Ao apresentar como vem atuando frente às políticas públicas durante sua gestão, o professor Bacellar relembrou o quanto foi e ainda é difícil convencer as autoridades públicas que se é preciso “gastar” uma parte do dinheiro do caixa do Estado com a preservação dos documentos históricos. Isso acontece porque mesmo os arquivos públicos sendo órgãos voltados para a preservação e disponibilização dos mesmos para a sociedade, não cabem somente à consulta de nós pesquisadores, mas de toda a sociedade, mas como essa concepção errada de arquivo é muito latente em nosso meio, as relações complicam no sentido de convencê-los do bem de preservar e disponibilizar a História ao acesso e consulta de todos.
Enquanto a noção de arquivo ficar só no âmbito das academias, o acesso e participação serão restritos e o fomento financeiro pode vir a ser muitas vezes negado. A própria concepção da história de um povo e sua memória está atrelada ao arquivo, pois muita gente nunca viu, ouviu ou pensou no que seja um arquivo e sua utilidade. Acreditam que é um espaço destinado a guardar “papéis velhos”, que não tem serventia ao povo, ou melhor, somente para os “loucos” historiadores e pesquisadores.
Quem nunca ouviu a máxima popular “lugar de coisa velha é no museu”? Aplico essa ideia ao arquivo também. Quer dizer que o povo ainda não mudou ou entendeu a verdadeira função social dos arquivos e museus. Essa função de trabalhar a questão com a sociedade cabe a nós professores de história e pesquisadores, mas muitas vezes por nos acharmos dissociados dessa atividade, nos tornamos “culpados” por manter nossos documentos enclausurados em enormes “torres de castelos medievais”, cujo acesso só cabe à nossa classe. Estamos fazendo errado. A História não é de nossa propriedade, ela é de e para o povo, nossa função á avaliar os feitos dos homens no seu tempo e espaço, não somos os donos da verdade.

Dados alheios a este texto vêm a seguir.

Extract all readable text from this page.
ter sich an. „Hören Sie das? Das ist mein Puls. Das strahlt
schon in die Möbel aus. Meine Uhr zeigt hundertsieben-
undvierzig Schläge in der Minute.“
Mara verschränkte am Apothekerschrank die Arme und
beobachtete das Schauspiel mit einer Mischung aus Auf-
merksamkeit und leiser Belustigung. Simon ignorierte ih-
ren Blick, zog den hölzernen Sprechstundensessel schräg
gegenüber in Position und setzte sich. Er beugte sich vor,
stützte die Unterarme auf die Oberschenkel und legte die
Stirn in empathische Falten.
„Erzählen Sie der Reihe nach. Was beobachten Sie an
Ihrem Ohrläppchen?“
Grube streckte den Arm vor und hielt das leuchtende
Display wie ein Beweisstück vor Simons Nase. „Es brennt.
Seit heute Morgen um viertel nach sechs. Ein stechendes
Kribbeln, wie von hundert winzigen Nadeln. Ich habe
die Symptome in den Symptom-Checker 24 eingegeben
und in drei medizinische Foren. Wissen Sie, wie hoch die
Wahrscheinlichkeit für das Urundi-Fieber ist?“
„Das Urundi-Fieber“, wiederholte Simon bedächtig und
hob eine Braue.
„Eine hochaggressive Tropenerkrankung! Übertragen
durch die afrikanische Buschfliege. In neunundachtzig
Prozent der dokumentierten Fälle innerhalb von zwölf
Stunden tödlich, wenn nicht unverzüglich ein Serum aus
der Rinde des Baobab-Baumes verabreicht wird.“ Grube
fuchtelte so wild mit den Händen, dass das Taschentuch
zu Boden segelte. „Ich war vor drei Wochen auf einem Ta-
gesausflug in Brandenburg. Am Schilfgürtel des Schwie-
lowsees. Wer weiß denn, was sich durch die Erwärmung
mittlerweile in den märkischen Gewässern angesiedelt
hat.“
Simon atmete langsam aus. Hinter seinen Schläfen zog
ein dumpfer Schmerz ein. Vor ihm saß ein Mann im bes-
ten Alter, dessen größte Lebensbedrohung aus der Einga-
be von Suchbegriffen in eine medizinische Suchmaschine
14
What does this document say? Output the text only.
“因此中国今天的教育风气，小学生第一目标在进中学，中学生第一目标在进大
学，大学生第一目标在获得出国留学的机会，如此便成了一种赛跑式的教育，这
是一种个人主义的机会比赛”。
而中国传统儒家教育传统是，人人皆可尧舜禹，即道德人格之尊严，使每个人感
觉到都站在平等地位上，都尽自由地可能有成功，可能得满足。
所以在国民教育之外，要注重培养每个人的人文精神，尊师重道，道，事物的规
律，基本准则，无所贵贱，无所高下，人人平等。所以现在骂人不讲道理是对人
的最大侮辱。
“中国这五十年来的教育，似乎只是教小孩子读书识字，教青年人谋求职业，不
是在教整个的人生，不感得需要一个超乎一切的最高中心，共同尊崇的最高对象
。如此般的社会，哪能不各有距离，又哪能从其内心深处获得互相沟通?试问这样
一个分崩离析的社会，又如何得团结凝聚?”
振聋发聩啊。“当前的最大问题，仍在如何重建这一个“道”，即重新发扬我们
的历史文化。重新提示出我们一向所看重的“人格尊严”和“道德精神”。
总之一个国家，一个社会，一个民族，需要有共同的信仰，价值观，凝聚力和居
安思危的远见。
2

Atrelado a esse sentido que é dado à documentação histórica e aos arquivos, está a realidade de nossos arquivos do Vale do Paraíba. Alguns não existem, pois não tem espaço para armazenamento dos documentos, quiçá espaço para consulta de todos. Os poucos que comportam espaços para pesquisa e consulta, uns estão fechados por falta de equipe e pagamento e outros acolhem e recebem muito bem pesquisadores e a população em geral, mas são raras exceções.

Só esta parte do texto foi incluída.